Saskatoon

Trump's policies are anti-Muslim, make U.S. less safe, says Saskatoon lawyer

Twenty-six people made claims at Saskatchewan's land border in 2016, according to figures provided to CBC News by the Canadian Border Services Agency. That's up from two in 2015, and three the year before that.

Refugee claims jumped to 26 at Sask. border crossings in 2016, up from 2 in 2015

Saskatoon immigration lawyer Chris Veeman said Donald Trump's policies are driving asylum seekers to Canada and making the U.S. more dangerous. (Jason Warick)

The Trump administration's anti-Muslim policies are driving refugees into Canada and making America less safe.

That's the message from Saskatoon immigration lawyer Chris Veeman.

Veeman represents an Afghan refugee who recently fled to Canada from the U.S. The man is part of a surge in asylum seekers who've snuck across the border into Saskatchewan, Manitoba and other provinces.

Veeman says U.S. President Donald Trump's orders are misguided and morally wrong. Beyond that, he says, they provide terrorists with a powerful recruiting tool.

"The United States is saying, 'We do not want Muslims in the United States,'" Veeman said in an interview from his office Wednesday afternoon.

"I think that sends a really bad message to the rest of the world. And I think that's only going to feed terrorism, not fight it."

The number of people claiming refugee status at Saskatchewan's borders spiked last year.

Twenty-six people made claims at Saskatchewan's land border in 2016, according to figures provided to CBC News by Canada Border Services Agency. That's up from two in 2015, and three the year before that.

The numbers don't include those who make their claims in other parts of the province.

The refugee numbers were already on the rise before U.S. President Donald Trump drastically tightened refugee rules there. Trump's executive order freezes refugee applications and restricts arrivals to the U.S. from several mainly Muslim nations.

Numbers for 2017 aren't yet available.

Jhaldair Roy of Southeast Newcomer Services said Estevan, Sask., typically sees newcomers from Ukraine, the Philippines and India. Roy said they haven't seen anyone in their office yet fleeing the new U.S. regulations.

"I would presume most people would be headed for the bigger cities. But yeah, as of right now, we haven't had anyone come into our office, not to say that it doesn't exist," Roy said.
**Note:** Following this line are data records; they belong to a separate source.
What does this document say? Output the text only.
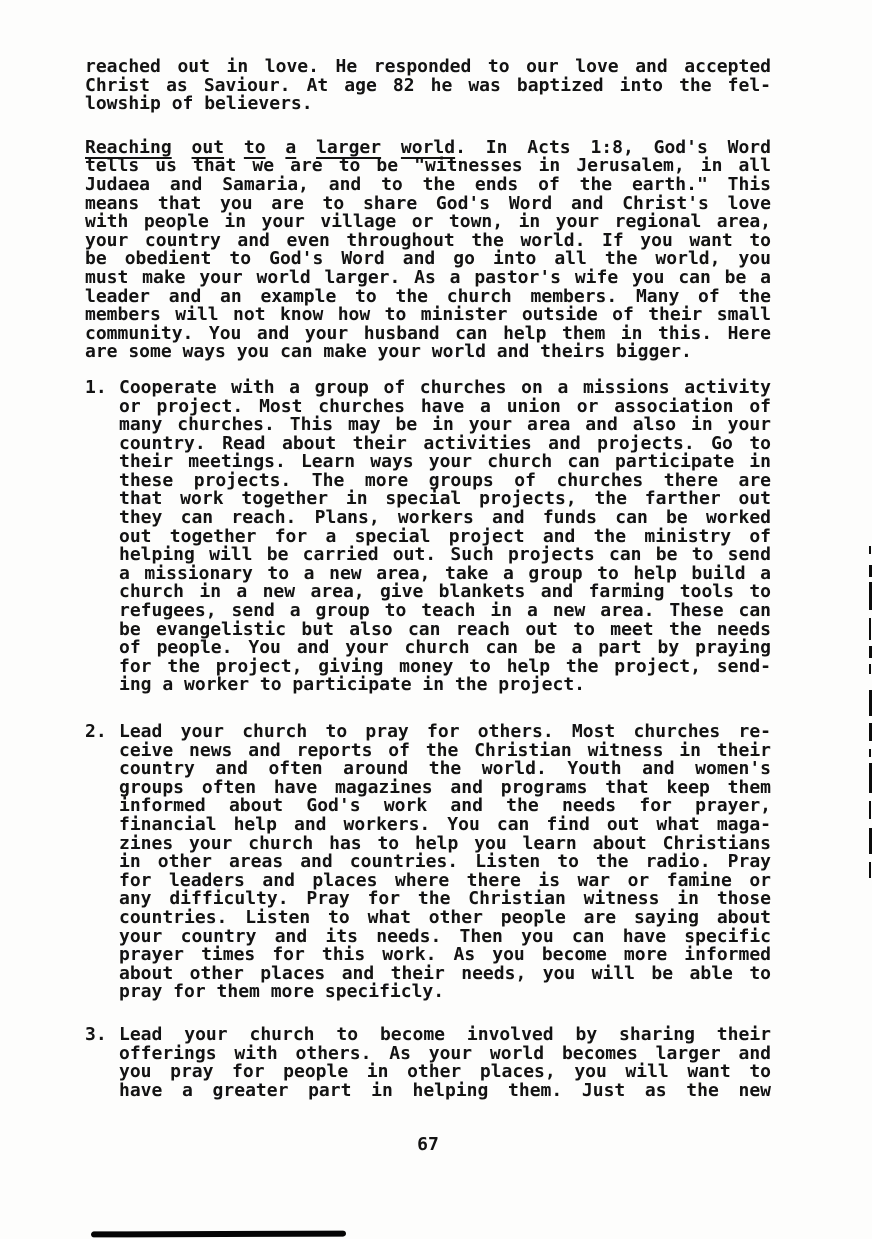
reached out in love. He responded to our love and accepted
Christ as Saviour. At age 82 he was baptized into the fel-
lowship of believers.
Reaching out to a larger world. In Acts 1:8, God's Word
tells us that we are to be "witnesses in Jerusalem, in all
Judaea and Samaria, and to the ends of the earth." This
means that you are to share God's Word and Christ's love
with people in your village or town, in your regional area,
your country and even throughout the world. If you want to
be obedient to God's Word and go into all the world, you
must make your world larger. As a pastor's wife you can be a
leader and an example to the church members. Many of the
members will not know how to minister outside of their small
community. You and your husband can help them in this. Here
are some ways you can make your world and theirs bigger.
1. Cooperate with a group of churches on a missions activity
or project. Most churches have a union or association of
many churches. This may be in your area and also in your
country. Read about their activities and projects. Go to
their meetings. Learn ways your church can participate in
these projects. The more groups of churches there are
that work together in special projects, the farther out
they can reach. Plans, workers and funds can be worked
out together for a special project and the ministry of
helping will be carried out. Such projects can be to send
a missionary to a new area, take a group to help build a
church in a new area, give blankets and farming tools to
refugees, send a group to teach in a new area. These can
be evangelistic but also can reach out to meet the needs
of people. You and your church can be a part by praying
for the project, giving money to help the project, send-
ing a worker to participate in the project.
2. Lead your church to pray for others. Most churches re-
ceive news and reports of the Christian witness in their
country and often around the world. Youth and women's
groups often have magazines and programs that keep them
informed about God's work and the needs for prayer,
financial help and workers. You can find out what maga-
zines your church has to help you learn about Christians
in other areas and countries. Listen to the radio. Pray
for leaders and places where there is war or famine or
any difficulty. Pray for the Christian witness in those
countries. Listen to what other people are saying about
your country and its needs. Then you can have specific
prayer times for this work. As you become more informed
about other places and their needs, you will be able to
pray for them more specificly.
3. Lead your church to become involved by sharing their
offerings with others. As your world becomes larger and
you pray for people in other places, you will want to
have a greater part in helping them. Just as the new
67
CBSA officials said they won't speculate on the cause of the spike in claims. Veeman said it's almost certainly due to growing anti-Muslim hysteria Trump is fuelling.

He said Canada may want to reconsider the way it looks at refugees fleeing the United States. At present, Canada is part of the Safe Third Country Agreement with the U.S., which requires asylum seekers to apply for refugee status in the first "safe" country in which they arrive.

That means Canada must send back claimants entering the country via its land border with the U.S.

"People go to extraordinary lengths, as we saw, leaving Syria and North Africa over the past few years to flee to safety in Europe. People risked their lives doing that. What's new is people doing something similar, leaving the United States to come to Canada. We really haven't seen that."